The Humping Biting Pooping Wonder

     Yesterday morning, after hitting the snooze button multiple times, I rolled out of bed, stretched, and shoved my feet into my flip flops. Time for junior high carpool. I ran a brush through my hair and scrubbed my teeth. As I was exiting the bathroom I happened to glance down and realized I wasn't wearing any pants, not even the pajama kind. Well that just will not fly in a car full of teenagers. Later that morning I picked up the cordless phone to make a call and for the life of me, could not figure out how I was supposed to text on this monstrous, foreign-looking object. Duh.
     There was a reason for my dementia. It's called grief.
     I couldn't write about this on the first day of my blog because it was too close to the surface. It's still painful but I'll grit my teeth and muster my courage and give it a shot.
     Black Jack.
     No, not the game, my dog. My wonderful, dorky, pubic-haired Schnoodle. Sunday was his last day with us. About ten o'clock that night he went to his new home. I'd like to say I handled it well, crying just enough to look beautiful in my sorrow, but I'm a terrible liar. The entire hour prior to his departure, I cradled him in my arms while sobbing into his curls. He licked the salty tears and snot off my face, enjoying the treat, not understanding one whit what was about to take place. That made me bawl even harder. By the time his new owner arrived, I was a blubbering, red-faced, swollen, snotty mess. I couldn't pull myself together. It didn't matter that his new owner was my best friend who just lived down the street, all I knew was that my feet were going to freeze at night without my fur blanket to keep them warm.

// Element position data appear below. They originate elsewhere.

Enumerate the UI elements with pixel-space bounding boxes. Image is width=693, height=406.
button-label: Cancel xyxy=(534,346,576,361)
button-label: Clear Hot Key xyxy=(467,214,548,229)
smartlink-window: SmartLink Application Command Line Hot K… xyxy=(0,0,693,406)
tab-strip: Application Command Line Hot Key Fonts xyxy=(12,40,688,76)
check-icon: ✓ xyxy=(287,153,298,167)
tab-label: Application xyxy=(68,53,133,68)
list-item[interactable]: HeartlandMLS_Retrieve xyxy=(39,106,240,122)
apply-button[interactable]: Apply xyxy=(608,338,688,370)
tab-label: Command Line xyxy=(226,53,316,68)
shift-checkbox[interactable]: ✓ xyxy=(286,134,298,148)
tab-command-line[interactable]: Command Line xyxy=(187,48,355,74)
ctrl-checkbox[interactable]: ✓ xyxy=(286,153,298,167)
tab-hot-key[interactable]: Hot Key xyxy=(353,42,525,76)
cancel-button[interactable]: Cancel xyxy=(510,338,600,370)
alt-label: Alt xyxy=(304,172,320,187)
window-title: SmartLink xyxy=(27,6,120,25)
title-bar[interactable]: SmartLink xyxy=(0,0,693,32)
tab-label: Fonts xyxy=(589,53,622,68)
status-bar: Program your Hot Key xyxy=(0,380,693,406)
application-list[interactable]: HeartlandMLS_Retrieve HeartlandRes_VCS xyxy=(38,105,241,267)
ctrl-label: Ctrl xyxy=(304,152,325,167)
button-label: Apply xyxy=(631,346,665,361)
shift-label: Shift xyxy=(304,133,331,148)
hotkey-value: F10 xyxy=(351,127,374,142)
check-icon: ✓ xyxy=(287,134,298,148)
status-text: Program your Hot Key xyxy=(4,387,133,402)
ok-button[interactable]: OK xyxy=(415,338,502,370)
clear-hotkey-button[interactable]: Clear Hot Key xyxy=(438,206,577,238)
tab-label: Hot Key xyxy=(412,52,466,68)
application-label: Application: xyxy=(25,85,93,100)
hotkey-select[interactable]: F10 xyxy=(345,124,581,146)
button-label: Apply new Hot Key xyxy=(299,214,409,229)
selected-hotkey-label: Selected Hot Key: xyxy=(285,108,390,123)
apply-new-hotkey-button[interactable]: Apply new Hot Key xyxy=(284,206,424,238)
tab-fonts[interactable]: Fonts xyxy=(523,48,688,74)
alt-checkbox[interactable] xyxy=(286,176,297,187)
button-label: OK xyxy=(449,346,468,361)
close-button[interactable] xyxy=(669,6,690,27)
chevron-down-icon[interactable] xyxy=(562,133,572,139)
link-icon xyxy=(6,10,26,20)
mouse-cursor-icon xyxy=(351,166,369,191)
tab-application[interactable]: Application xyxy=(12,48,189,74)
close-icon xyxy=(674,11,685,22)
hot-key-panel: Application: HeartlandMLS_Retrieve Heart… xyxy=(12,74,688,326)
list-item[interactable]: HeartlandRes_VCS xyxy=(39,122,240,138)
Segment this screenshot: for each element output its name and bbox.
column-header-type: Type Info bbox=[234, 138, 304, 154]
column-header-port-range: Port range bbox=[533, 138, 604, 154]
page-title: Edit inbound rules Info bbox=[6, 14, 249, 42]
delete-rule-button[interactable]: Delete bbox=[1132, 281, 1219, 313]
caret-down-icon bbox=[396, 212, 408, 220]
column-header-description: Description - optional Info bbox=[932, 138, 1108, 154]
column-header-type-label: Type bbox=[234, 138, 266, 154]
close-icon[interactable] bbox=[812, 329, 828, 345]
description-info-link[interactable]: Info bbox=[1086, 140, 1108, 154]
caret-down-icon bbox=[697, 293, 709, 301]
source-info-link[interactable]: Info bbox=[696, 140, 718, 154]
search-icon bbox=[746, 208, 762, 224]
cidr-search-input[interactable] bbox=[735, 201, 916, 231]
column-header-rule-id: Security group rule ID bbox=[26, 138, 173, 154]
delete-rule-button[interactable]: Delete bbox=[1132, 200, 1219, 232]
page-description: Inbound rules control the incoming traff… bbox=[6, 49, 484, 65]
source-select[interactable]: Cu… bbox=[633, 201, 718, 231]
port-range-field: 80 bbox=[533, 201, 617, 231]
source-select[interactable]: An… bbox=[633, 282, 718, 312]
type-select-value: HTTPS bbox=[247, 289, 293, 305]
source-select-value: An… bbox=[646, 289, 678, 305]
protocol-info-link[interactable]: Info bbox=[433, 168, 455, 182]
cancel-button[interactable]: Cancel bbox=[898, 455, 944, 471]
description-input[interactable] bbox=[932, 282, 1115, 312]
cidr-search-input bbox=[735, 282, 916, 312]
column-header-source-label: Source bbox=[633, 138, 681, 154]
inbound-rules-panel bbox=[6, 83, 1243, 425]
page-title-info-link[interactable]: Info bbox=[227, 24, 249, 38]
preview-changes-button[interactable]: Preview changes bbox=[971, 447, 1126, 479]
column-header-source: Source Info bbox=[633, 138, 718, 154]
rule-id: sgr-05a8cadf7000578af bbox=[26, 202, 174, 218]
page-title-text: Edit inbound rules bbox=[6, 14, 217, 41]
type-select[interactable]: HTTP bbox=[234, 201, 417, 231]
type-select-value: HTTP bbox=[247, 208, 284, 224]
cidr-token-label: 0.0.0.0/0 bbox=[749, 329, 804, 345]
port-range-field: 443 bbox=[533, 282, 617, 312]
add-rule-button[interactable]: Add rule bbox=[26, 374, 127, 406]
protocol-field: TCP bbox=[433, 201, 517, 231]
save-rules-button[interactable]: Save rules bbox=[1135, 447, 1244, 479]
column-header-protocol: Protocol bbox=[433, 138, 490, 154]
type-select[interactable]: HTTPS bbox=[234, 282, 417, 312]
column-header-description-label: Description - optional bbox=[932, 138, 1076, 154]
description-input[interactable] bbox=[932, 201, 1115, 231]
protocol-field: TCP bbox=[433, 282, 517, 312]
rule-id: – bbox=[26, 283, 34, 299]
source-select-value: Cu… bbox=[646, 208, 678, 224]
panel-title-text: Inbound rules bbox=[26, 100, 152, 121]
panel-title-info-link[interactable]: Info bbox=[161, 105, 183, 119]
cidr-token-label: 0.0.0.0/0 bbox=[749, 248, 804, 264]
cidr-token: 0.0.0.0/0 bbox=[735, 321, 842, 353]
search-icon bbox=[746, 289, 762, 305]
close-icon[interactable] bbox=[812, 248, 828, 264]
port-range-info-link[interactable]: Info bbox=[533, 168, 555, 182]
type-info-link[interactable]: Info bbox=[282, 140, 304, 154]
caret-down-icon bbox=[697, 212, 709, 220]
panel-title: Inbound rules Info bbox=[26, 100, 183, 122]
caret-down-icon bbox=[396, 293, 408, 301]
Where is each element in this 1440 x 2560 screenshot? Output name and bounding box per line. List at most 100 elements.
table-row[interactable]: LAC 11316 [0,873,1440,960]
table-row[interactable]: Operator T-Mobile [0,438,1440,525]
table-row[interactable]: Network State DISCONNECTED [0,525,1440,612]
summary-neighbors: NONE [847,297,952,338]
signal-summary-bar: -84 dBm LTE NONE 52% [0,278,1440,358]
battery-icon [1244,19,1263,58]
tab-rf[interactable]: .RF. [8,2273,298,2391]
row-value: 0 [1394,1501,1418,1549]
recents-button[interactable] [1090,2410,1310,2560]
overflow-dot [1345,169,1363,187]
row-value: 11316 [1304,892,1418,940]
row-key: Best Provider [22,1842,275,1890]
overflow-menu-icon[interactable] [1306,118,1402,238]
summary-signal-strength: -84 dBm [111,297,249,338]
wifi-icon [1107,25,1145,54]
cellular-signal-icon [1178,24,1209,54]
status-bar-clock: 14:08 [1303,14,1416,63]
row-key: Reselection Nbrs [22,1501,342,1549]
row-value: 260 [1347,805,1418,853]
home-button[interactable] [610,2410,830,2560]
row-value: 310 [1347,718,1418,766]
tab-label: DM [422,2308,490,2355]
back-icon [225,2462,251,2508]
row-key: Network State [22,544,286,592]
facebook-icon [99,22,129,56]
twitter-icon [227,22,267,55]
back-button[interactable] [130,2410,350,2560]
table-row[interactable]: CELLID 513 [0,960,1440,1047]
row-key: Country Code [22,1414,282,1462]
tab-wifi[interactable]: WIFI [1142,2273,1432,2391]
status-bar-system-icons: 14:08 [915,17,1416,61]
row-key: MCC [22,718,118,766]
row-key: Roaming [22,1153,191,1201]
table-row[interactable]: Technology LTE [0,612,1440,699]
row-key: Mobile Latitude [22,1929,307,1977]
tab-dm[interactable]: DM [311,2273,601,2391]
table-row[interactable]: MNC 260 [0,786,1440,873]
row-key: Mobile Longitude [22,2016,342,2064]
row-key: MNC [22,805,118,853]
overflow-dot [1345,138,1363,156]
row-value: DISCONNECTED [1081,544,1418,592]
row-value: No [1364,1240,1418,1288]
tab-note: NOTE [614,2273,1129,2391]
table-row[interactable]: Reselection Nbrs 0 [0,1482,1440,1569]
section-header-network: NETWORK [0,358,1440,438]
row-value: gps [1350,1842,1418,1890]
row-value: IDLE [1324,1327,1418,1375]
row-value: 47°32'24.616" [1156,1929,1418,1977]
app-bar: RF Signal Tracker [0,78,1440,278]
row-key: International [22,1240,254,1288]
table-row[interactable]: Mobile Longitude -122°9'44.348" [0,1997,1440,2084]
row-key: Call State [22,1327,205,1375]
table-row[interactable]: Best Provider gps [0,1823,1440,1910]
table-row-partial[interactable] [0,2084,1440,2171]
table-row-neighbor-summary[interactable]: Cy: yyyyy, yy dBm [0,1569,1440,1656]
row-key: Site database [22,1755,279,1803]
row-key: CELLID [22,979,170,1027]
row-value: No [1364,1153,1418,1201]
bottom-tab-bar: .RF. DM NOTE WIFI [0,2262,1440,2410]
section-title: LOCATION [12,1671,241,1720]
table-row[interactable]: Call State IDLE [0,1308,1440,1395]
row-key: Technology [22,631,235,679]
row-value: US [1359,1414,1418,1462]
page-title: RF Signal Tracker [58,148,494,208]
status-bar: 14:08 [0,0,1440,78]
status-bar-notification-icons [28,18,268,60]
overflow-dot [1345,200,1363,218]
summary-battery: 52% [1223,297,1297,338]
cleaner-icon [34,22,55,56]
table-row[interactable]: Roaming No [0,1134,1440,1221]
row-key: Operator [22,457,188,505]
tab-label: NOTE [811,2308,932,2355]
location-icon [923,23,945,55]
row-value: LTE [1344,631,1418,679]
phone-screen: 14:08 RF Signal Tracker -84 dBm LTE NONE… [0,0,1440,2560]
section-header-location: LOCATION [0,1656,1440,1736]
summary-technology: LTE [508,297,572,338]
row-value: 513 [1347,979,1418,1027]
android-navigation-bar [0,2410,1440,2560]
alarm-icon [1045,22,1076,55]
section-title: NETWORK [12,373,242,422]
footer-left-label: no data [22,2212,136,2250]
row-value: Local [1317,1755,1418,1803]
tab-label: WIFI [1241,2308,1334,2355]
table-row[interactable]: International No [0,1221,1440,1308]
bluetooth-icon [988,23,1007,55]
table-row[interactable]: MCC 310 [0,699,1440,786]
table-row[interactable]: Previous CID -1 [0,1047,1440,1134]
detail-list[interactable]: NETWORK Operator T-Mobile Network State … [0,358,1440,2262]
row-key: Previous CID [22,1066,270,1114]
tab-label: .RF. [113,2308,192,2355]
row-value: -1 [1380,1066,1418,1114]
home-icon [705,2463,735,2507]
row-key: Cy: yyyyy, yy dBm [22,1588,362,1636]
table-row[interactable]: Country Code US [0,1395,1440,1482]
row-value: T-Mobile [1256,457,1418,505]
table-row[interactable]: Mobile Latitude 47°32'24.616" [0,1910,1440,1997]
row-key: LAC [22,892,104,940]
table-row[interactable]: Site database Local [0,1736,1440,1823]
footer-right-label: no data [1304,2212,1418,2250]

     Black Jack's leaving was a long time in coming. I knew back in May that he would have to go. On May twelfth--Mother's Day--Ian was hospitalized for a massive asthma attack. Following this trauma, I took Ian to see his asthma/allergy doc.
     "Do you still have the dog?" the doctor asked.
     "Yes," I admitted sheepishly. "But this one is hypoallergenic and Ian seems to be fine..."
     Dr. Gourley was shaking his head. "He's not fine. There is no such thing as a hypoallergenic dog to an asthmatic."
     I love dogs. I grew up with them. Poodles, Huskies, Collies, mutts and strays. Love them, love them, love them. My first dog after I got married was Tank. He was a Pomeranian who worshipped my husband and pretty much hated everyone else. After his demise Scott surprised me with a beautiful American Bulldog. Tinkerbell. Every so often in life an animal comes along that is different than other animals. There is something special and unique that draws you to this creature. Tinkerbell was such a dog. She had a magnetic soul. She was only with us for two months. Ian's allergies were so bad around her that he would break out in hives all over his body. When she left us I layed in bed for three days, unable and unwilling to function. After my three days of mourning I refused to wear anything but black for the entire week. I am going to admit something now that I am not proud of. It's something I have a lot of guilt about.
     I resented and blamed Ian for my loss. He was the reason for my sorrow. If it weren't for him, my precious dog could have stayed. How shallow is that? When I realized that Black Jack would have to go, I told myself it would be different this time. Ian didn't ask for asthma or allergies. It's not his fault. He loves dogs every bit as much as I do. What it is is one of life's injustices. It just happened. The night Black Jack left I knew it was time to stop looking at my losses and start counting my blessings instead. I have many blessings. The best ones are my children. Tawni, Rebeka, Zackary, and  Ian. No pet is better than them. So with eyes that tear up occasionally--but remain clear--I am choosing to look for the good, and I'm finding it. Although my feet are cold.